The aims of this study were to evaluate and contrast the physical attributes that are associated with self-reported vs. observed ability to walk 400 m among older adults.

DESIGN:

Analysis of baseline and 3-yr data from 1026 participants 65 yrs or older in the InCHIANTI (Invecchiare in Chianti) study was conducted. Observed and self-reported ability to walk 400 m at baseline and at 3 yrs were primary outcomes. Predictors included leg speed, leg strength, leg strength symmetry, range of motion, balance, and kyphosis.

RESULTS:

Balance, leg speed, leg strength, kyphosis, leg strength symmetry, and knee range of motion were associated with self-reported ability to walk 400 m at baseline (P < 0.001, c = 0.85). Balance, leg speed, and knee range of motion were associated with observed 400-m walk (P < 0.001, c = 0.85) at baseline.
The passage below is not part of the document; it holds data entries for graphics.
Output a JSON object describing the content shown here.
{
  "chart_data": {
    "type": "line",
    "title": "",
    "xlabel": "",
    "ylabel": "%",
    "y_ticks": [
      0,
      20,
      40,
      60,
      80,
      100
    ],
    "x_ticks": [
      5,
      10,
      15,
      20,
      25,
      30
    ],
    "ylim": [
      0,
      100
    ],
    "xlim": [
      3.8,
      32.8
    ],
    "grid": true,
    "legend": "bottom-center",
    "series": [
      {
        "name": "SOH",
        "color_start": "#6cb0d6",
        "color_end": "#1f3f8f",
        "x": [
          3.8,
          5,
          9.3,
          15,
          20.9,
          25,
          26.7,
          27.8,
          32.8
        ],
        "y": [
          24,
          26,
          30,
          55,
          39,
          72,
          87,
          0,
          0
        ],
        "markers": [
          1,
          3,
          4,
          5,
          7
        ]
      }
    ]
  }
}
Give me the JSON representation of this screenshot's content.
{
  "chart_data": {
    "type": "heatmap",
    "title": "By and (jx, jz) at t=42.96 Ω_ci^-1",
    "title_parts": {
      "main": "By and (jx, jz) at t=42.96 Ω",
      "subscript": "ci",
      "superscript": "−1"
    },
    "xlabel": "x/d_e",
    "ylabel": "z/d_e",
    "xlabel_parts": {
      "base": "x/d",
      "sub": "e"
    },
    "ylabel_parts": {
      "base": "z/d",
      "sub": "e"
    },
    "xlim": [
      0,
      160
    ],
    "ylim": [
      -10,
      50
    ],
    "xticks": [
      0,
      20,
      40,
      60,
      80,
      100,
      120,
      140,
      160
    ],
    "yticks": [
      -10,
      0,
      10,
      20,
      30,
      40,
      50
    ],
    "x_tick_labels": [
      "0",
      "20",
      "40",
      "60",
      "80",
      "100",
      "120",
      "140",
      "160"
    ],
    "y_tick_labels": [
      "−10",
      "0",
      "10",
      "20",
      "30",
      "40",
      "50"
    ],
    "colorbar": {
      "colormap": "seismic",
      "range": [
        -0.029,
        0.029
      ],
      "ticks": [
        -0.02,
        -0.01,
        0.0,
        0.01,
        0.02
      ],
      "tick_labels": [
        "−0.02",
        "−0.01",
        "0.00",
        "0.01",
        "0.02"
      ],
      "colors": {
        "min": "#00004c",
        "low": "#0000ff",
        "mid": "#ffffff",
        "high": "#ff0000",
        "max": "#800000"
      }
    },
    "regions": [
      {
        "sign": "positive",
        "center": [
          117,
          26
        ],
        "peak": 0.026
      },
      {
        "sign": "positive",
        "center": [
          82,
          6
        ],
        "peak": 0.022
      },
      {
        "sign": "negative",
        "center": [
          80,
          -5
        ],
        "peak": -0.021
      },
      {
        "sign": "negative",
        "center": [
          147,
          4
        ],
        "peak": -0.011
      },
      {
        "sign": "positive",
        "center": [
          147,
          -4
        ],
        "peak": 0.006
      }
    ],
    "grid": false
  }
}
Prospectively, baseline leg speed and leg strength were predictive of both self-reported (P < 0.001, c = 0.79) and observed (P < 0.001, c = 0.72) ability to walk 400 m at 3 yrs.

CONCLUSIONS:

The profiles of attributes that are associated with self-reported vs. observed walking ability differ. The factor most consistently associated with current and future walking ability is leg speed. These results draw attention to important foci for rehabilitation.